The tendency of earnings estimates to fall

Charles Brown CharlesB at CNCL.ci.detroit.mi.us
Fri Apr 6 07:09:24 PDT 2001


I put back in the fuller thread context of Doug's question below so that my answer can be understood

CB


>>> SAckerman at FAIR.org 04/03/01 04:50PM >>>

Doug Henwood wrote:


> U.S. corporate profitability peaked in late 96/early 97, and has been
> flat-to-down since. It makes you wonder where the alleged
> productivity boom is paying off.
. Well it paid off in the NIPA statistics, didn't it? Output per worker zoomed. So why didn't it show up in the profit rate? Accounting-wise, wouldn't it have to be because the output/capital ratio (aka "capital productivity) stagnated? Is that consistent with the data?

Charles wrote:

CB: In Marx's terms, the tendency of the rate of profit to fall is because the rate of profit is :

rate of profit = surplus value/ (constant capital + variable capital).

so

rate of profit = (s/v) /( 1 + c/v)

so if productivity goes up because of introduction of new technology raising the technical composition of capital, to the extent that rise in technical composition is reflected in a rising of the value composition ( i.e. the ratio of c to v ), the rate of profit will fall

Now , Doug asks:

So why did it rise from 1982 to 1996? And why hasn't it fallen in the EU? Am I just not tweaking the numbers properly to achieve the theoretically desired result?

(((((((((

CB: I wouldn't mind thinking about this more precisely in terms of actual numbers in the periods mentioned, but a snap answer, is of course "counteracting influences" or whatever the term is.

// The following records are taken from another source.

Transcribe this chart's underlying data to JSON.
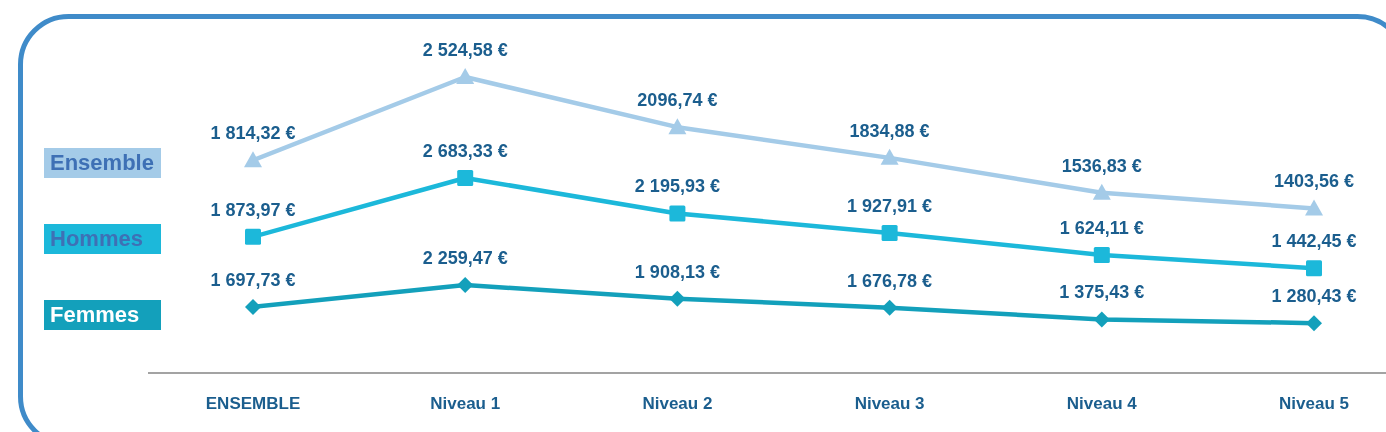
{
  "chart_data": [
    {
      "type": "line",
      "categories": [
        "ENSEMBLE",
        "Niveau 1",
        "Niveau 2",
        "Niveau 3",
        "Niveau 4",
        "Niveau 5"
      ],
      "series": [
        {
          "name": "Ensemble",
          "color": "#a4cbe8",
          "marker": "triangle",
          "values": [
            1814.32,
            2524.58,
            2096.74,
            1834.88,
            1536.83,
            1403.56
          ],
          "value_labels": [
            "1 814,32 €",
            "2 524,58 €",
            "2096,74 €",
            "1834,88 €",
            "1536,83 €",
            "1403,56 €"
          ]
        }
      ],
      "tick_labels": "x",
      "legend": "left"
    },
    {
      "type": "line",
      "categories": [
        null,
        null,
        null,
        null,
        null,
        null
      ],
      "series": [
        {
          "name": "Hommes",
          "color": "#1cb8da",
          "marker": "square",
          "values": [
            1873.97,
            2683.33,
            2195.93,
            1927.91,
            1624.11,
            1442.45
          ],
          "value_labels": [
            "1 873,97 €",
            "2 683,33 €",
            "2 195,93 €",
            "1 927,91 €",
            "1 624,11 €",
            "1 442,45 €"
          ]
        }
      ],
      "tick_labels": false,
      "legend": "left"
    },
    {
      "type": "line",
      "categories": [
        null,
        null,
        null,
        null,
        null,
        null
      ],
      "series": [
        {
          "name": "Femmes",
          "color": "#13a0bb",
          "marker": "diamond",
          "values": [
            1697.73,
            2259.47,
            1908.13,
            1676.78,
            1375.43,
            1280.43
          ],
          "value_labels": [
            "1 697,73 €",
            "2 259,47 €",
            "1 908,13 €",
            "1 676,78 €",
            "1 375,43 €",
            "1 280,43 €"
          ]
        }
      ],
      "tick_labels": false,
      "legend": "left"
    }
  ]
}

( Above I was commenting specifically on the fact that a " productivity boom", that is an increase in constant capital relative to variable capital, of new more productive or efficient machines, where "more productive" means more unit commodities produced per workperson hour, that a productivity boom would not be a reason to expect profit rates to go up, but to expect them to go down; this is the basic contradiction Marx explicates here: the bourgeoisie's drive to constantly revolutionize the instruments of production has a tendency to cause the rate of profit to fall because surplus value is derived from human labor, not from the means and instruments of production. So, reducing the number of human worker hours necessary to make a commodity ( increasing productivity) reduces the input of the source of surplus value)

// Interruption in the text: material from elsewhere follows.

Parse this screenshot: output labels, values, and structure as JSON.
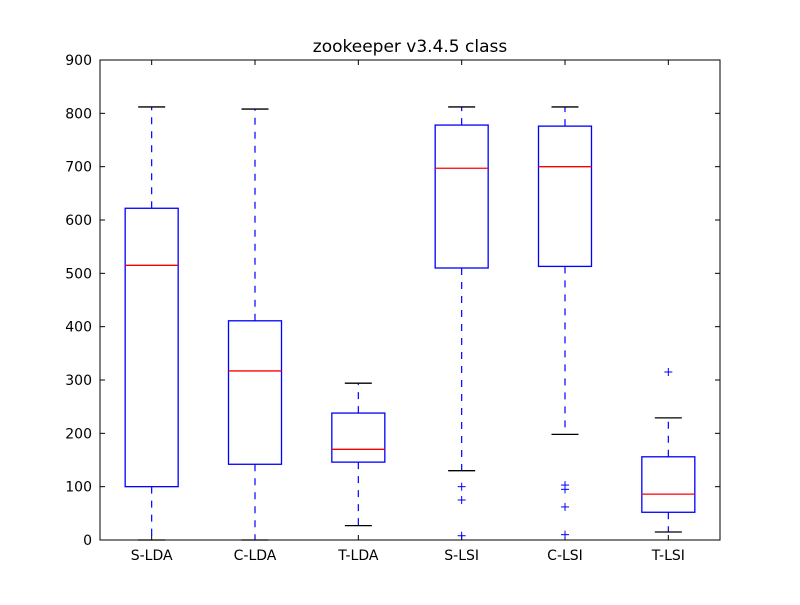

This is the law of the tendency of the rate of profit to fall, and , according to Rudy Fichtenbaum, the law consists of the tendency of the rate of the profit to fall, and the counteracting influences, which counteracting influences , when they predominate , cause the rate of profit to rise. The counteracting influences are such things as capitalist success in the class struggle in driving down wages below the value of their labor power, economies of constant capital at the expense of the workers' health and lives, foreign trade. Here it is in the table of contents of Vol III of Cap. "1) Increasing Intensity of Exploitation ( Overtime and "Speedup"), 2) Depression of wages below the value of labour-power, 3) Cheapening the Elements of Constant Capital , 4) Relative over-population ( and the reserved army of the unemployed) 5) foreign trade ,6) The increase of stock capital ( that ought be of interest to ya; has the stock market "gone up or down " in the period you speak of ? ).

As far as I know , the capitalists are not confined to this list, and are free to think up and carry out new ways to counteract the tendency. The battles lines of the class struggle zig and zag.

I would note that the category of "foreign trade" has expanded enormously since 1883, and particularly with the qualitative shift of export of capital predominating over export of goods in Lenin defined imperialist countries.

So, the law of the tendency of the rate of profit to fall does not state that the rate of profit must or will always and continuously fall. Only that there is an inherent contradictory tendency to the inherent accumulation or profit raising operations of capital - M-C-M', wherein c , v, and s are combined in production to produce more s ,which is the basis for profit.